La pneumonie à mycoplasmes continue de circuler

Trois-Rivières — La pneumonie à mycoplasmes continue de circuler chez les enfants de la région. Les médecins ont d’ailleurs été invités à être attentifs à la situation.

«On a fait un appel à la vigilance aux médecins de la région, au début de la semaine, pour ne pas écarter cette bactérie d’emblée», mentionne Guillaume Cliche, porte-parole du Centre intégré universitaire de la santé et des services sociaux de la Mauricie et du Centre-du-Québec (CIUSSS MCQ).

Toutefois, impossible de savoir le nombre de cas et s’ils sont plus nombreux que par les années passées.

«On suspecte qu’il y ait plus de cas de pneumonie, mais ce n’est pas une maladie à déclaration obligatoire, donc on n’a pas de portrait sur le nombre ou l’évolution de la propagation», explique M. Cliche.

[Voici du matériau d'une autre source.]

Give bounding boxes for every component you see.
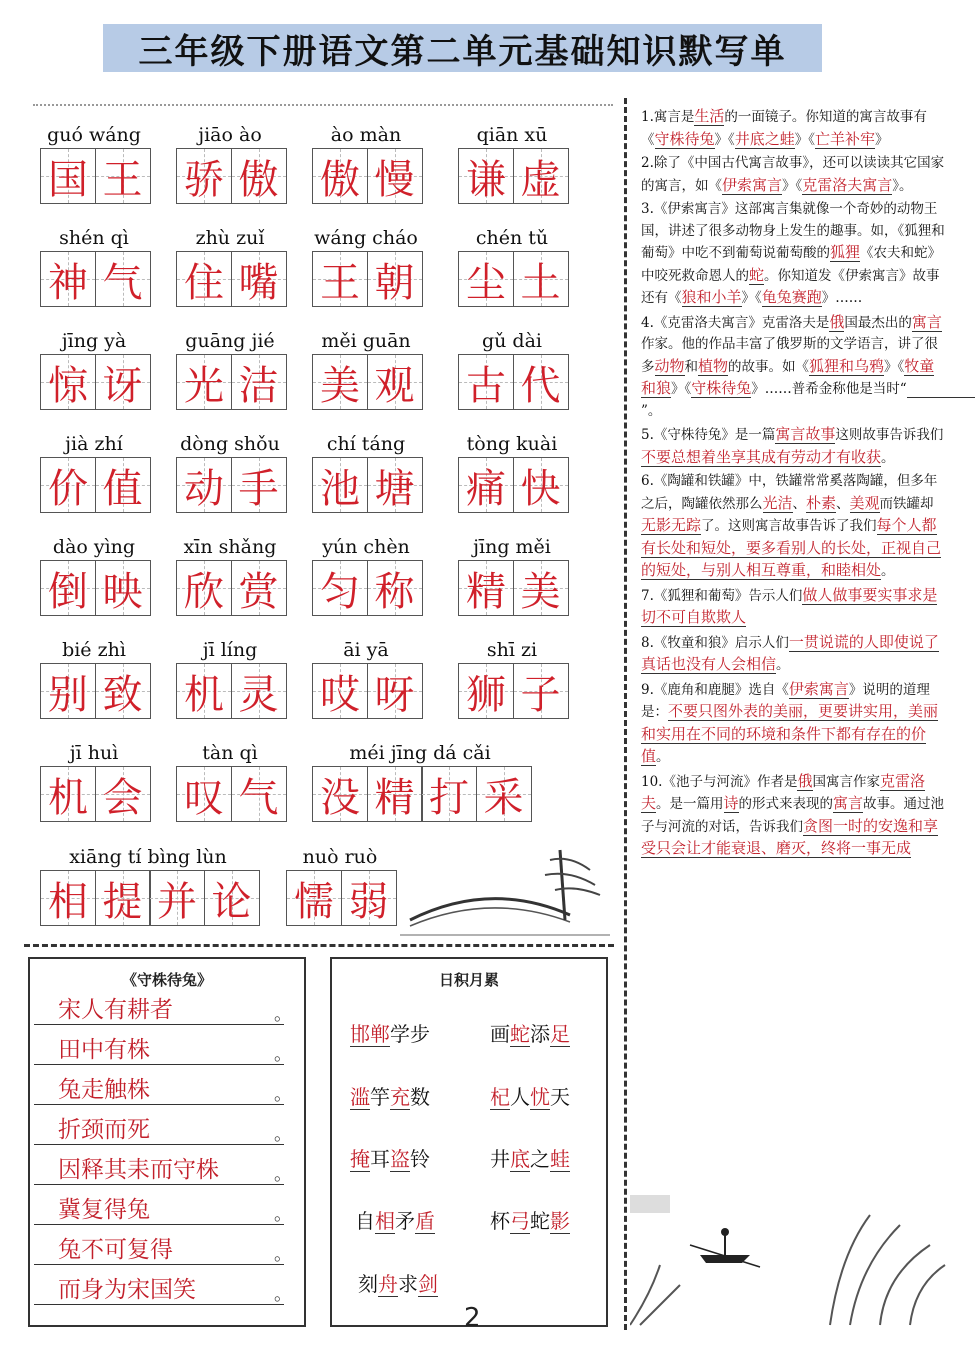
answer: 无影无踪 <box>641 516 702 534</box>
word-pinyin: chí táng <box>326 433 406 455</box>
answer: 克雷洛夫 <box>641 771 926 812</box>
char-cell: 别 <box>40 663 96 719</box>
word-boxes <box>458 148 567 204</box>
word-boxes <box>312 354 421 410</box>
word-boxes <box>458 251 567 307</box>
char-cell: 傲 <box>231 148 287 204</box>
answer: 俄 <box>797 771 813 790</box>
char-cell: 池 <box>312 457 368 513</box>
answer: 守株待兔 <box>654 129 715 148</box>
story-line: 兔不可复得 。 <box>34 1235 284 1265</box>
question: 7.《狐狸和葡萄》告示人们做人做事要实事求是切不可自欺欺人 <box>641 585 938 626</box>
idiom-item: 杞人忧天 <box>490 1085 570 1109</box>
char-cell: 呀 <box>367 663 423 719</box>
word-boxes <box>458 354 567 410</box>
char-cell: 讶 <box>95 354 151 410</box>
answer: 亡羊补牢 <box>815 129 876 148</box>
char-cell: 匀 <box>312 560 368 616</box>
answer: 贪图一时的安逸和享受只会让才能衰退、磨灭，终将一事无成 <box>641 816 939 857</box>
word-pinyin: jiāo ào <box>198 124 262 146</box>
word-pinyin: ào màn <box>330 124 402 146</box>
answer: 伊索寓言 <box>722 175 783 194</box>
bridge-scenery <box>400 840 610 940</box>
questions-column <box>641 106 946 863</box>
page-title: 三年级下册语文第二单元基础知识默写单 <box>103 24 822 72</box>
word-boxes <box>312 663 421 719</box>
char-cell: 机 <box>176 663 232 719</box>
char-cell: 哎 <box>312 663 368 719</box>
char-cell: 王 <box>95 148 151 204</box>
story-line: 折颈而死 。 <box>34 1115 284 1145</box>
char-cell: 动 <box>176 457 232 513</box>
word-pinyin: chén tǔ <box>475 227 549 249</box>
question: 3.《伊索寓言》这部寓言集就像一个奇妙的动物王国，讲述了很多动物身上发生的趣事。如，《狐狸和葡萄》中吃不到葡萄说葡萄酸的狐狸《农夫和蛇》中咬死救命恩人的蛇。你知道发《伊索寓言》故事还有《狼和小羊》《龟兔赛跑》…… <box>641 201 945 306</box>
answer: 狼和小羊 <box>681 288 742 306</box>
char-cell: 住 <box>176 251 232 307</box>
word-boxes <box>312 251 421 307</box>
answer: 朴素 <box>806 493 837 512</box>
word-pinyin: jià zhí <box>65 433 123 455</box>
char-cell: 手 <box>231 457 287 513</box>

Rappelons qu’il y a environ deux semaines, des mesures avaient été mises en place à l’école Jacques-Hétu après que onze élèves eurent contracté la pneumonie.

Souvent, les malades sont traités pour la bactérie pneumocoque, parce que c’est la plus fréquente habituellement, et que les conséquences risquent d’être plus graves.

Toutefois, ce traitement n’est pas efficace pour la pneumonie à mycoplasmes.

«Si jamais un enfant a la pneumonie, qu’il reçoit un traitement antibiotique et que 48 heures après, on voit que les symptômes ne s’atténuent pas, il faut retourner consulter. Il est possible qu’un autre traitement antibiotique doive s’appliquer», précise le porte-parole.